135. Simultaneous and complementary pro- and anti-inflammatory responses of immune stimulation by CpG-C

Abstract

Pro-(e.g., IL-12) and anti-inflammatory (e.g., IL-10) cytokines are believed to activate opposite responses and to be mutually inhibitory. The immunostimulatory agent CpG-C induces the production of IL-12, which activates NK cells. In the current study we tested the impact of CpG-C in conjunction with anti-IL-10 administration, conducting both in vitro and in vivo studies in rats, assessing cytokine levels, their induced production, and an in vivo NK-sensitive index– MADB106 lung tumor retention (LTR). Rats were inoculated with CpG-C, with or without anti-IL-10. Lungs and liver perfusates, and blood were collected 4 h later for the assessment of plasma and induced-production cytokine levels. Additionally, MADB106 cells were i.v. inoculated, and twenty hours later LTR was assessed. In vitro , CpG-C elevated IL-1 beta, IL-6, and IL-12, but interestingly also IL-10 levels, and anti-IL-10 further increased the production of the proinflammatory cytokines, especially in lungs and liver perfusates.

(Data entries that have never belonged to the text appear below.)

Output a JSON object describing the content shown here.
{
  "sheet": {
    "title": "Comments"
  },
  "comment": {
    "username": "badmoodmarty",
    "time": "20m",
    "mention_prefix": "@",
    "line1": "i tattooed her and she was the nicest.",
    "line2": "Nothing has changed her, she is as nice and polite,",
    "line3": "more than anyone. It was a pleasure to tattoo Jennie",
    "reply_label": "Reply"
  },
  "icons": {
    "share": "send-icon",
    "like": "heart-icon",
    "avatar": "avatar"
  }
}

In vivo , CpG-C administration increased NK activity and reduced MADB106 LTR, as expected, but surprisingly, anti-IL-10 worsened LTR in a dose dependent manner. We thus hypothesize that pro and anti inflammatory cytokines also have complementary in vivo effects, and that a simultaneous increase in their levels could be advantageous, specifically with respect to LTR/NK activity. The concomitant elevation of IL-12 and IL-10 by CpG-C possibly ensures a balance between pro and anti-inflammatory responses, limiting inflammatory damages, while maintaining immune activation.